On the one hand, it said, there were people like David Plouffe and William Daley, who want him to hover close to the center and do things that will get through the radical right wing fringe groups that seem to have taken over Congress. Things like patent reform for inventors and free trade agreements with Panama which might, maybe, eventually help the children or grand children of workers in the US who have been put out of work by free trade agreements with Panama. Workers are aghast at them, but big-business and the people whose re-elections they pay for like them a lot. AND they might have a chance at passing a Republican filibuster.

On the other hand, there are people like Gene Sperling, Mr. Obama’s chief economic adviser, who argues for what he calls BIG ideas like tax cuts for businesses that hire new workers. Now, tax cuts for businesses that hire people is not a bad idea (according to studies, they are the only tax cut that helps during a recession)

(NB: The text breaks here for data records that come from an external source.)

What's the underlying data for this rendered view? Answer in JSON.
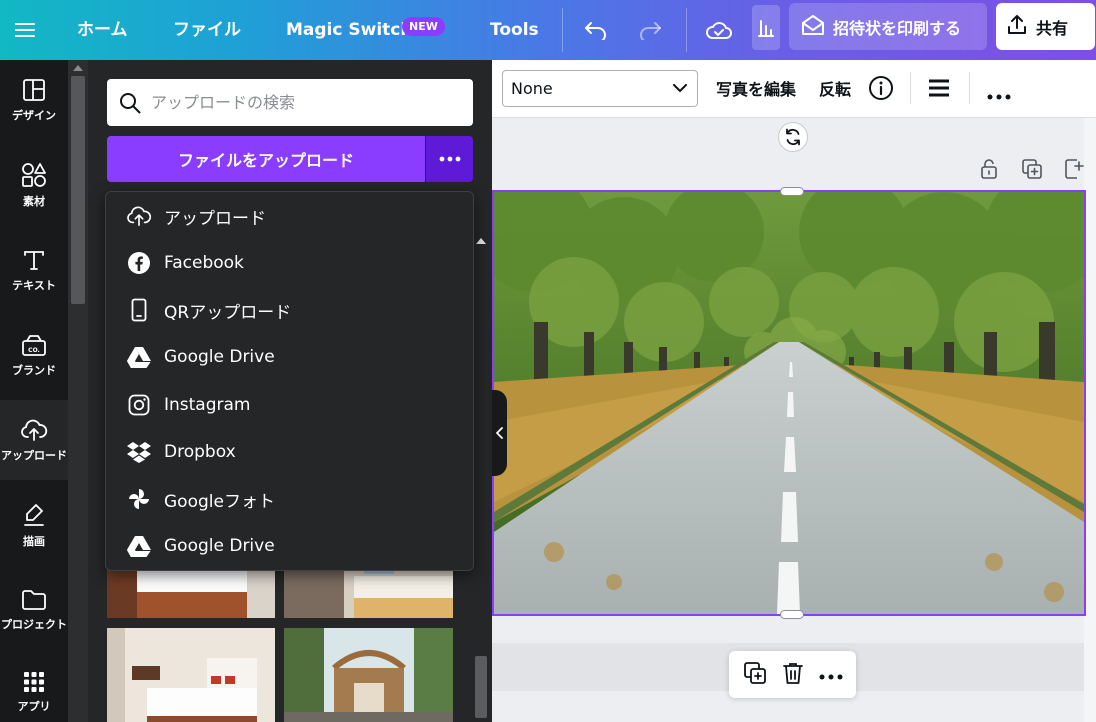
{
  "topbar": {
    "home": "ホーム",
    "file": "ファイル",
    "magic_switch": "Magic Switch",
    "new_badge": "NEW",
    "tools": "Tools",
    "print_invites": "招待状を印刷する",
    "share": "共有"
  },
  "rail": {
    "items": [
      {
        "label": "デザイン",
        "icon": "layout-icon"
      },
      {
        "label": "素材",
        "icon": "elements-icon"
      },
      {
        "label": "テキスト",
        "icon": "text-icon"
      },
      {
        "label": "ブランド",
        "icon": "brand-icon"
      },
      {
        "label": "アップロード",
        "icon": "cloud-upload-icon"
      },
      {
        "label": "描画",
        "icon": "draw-icon"
      },
      {
        "label": "プロジェクト",
        "icon": "folder-icon"
      },
      {
        "label": "アプリ",
        "icon": "apps-grid-icon"
      }
    ]
  },
  "panel": {
    "search_placeholder": "アップロードの検索",
    "upload_button": "ファイルをアップロード",
    "menu": [
      {
        "label": "アップロード",
        "icon": "cloud-upload-icon"
      },
      {
        "label": "Facebook",
        "icon": "facebook-icon"
      },
      {
        "label": "QRアップロード",
        "icon": "phone-icon"
      },
      {
        "label": "Google Drive",
        "icon": "google-drive-icon"
      },
      {
        "label": "Instagram",
        "icon": "instagram-icon"
      },
      {
        "label": "Dropbox",
        "icon": "dropbox-icon"
      },
      {
        "label": "Googleフォト",
        "icon": "google-photos-icon"
      },
      {
        "label": "Google Drive",
        "icon": "google-drive-icon"
      }
    ]
  },
  "context_bar": {
    "filter_select": "None",
    "edit_photo": "写真を編集",
    "flip": "反転"
  },
  "colors": {
    "accent": "#8b3dff",
    "rail_bg": "#18191b",
    "panel_bg": "#252627"
  }
}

But the BIG question, it seems to me is: is this all you’ve got? Is it really the case that with the worst jobs recession in seventy years, and a possible future of decades of economic malaise and personal misery, is it really, really true that the only two options the President of the United States is considering are between doing nothing and doing almost nothing? We have 9.2 percent unemployment and 4.6 million homes that are near foreclosure. Is this all we are being offered? More tax cuts are considered a BIG idea? Is it a paucity of brains or of concern that causes this kind of vapid boring thinking? As Arianna Huffington notes in her recent book, Third World America, “Does anyone believe that the sense of urgency coming out of Washington (and here, I’d add the Obama White house) wouldn’t be wildly different if the unemployment rate for the top 10 percent of income earners was 31 percent?...Of course not---the sense of national emergency would b so great you’d hear air-raid sirens howling.”[2]


[1] “White House Debates Fight on Economy,” Binyamin Appelbaum and Helene Cooper (New York Times, August 13, 2011), p. A1.
[2] Arianna Huffington, third World America: How our Politicians are Abandoning the Middle Class and Betraying the American Dream (New York: Crown Publishers, 2010), p. 13.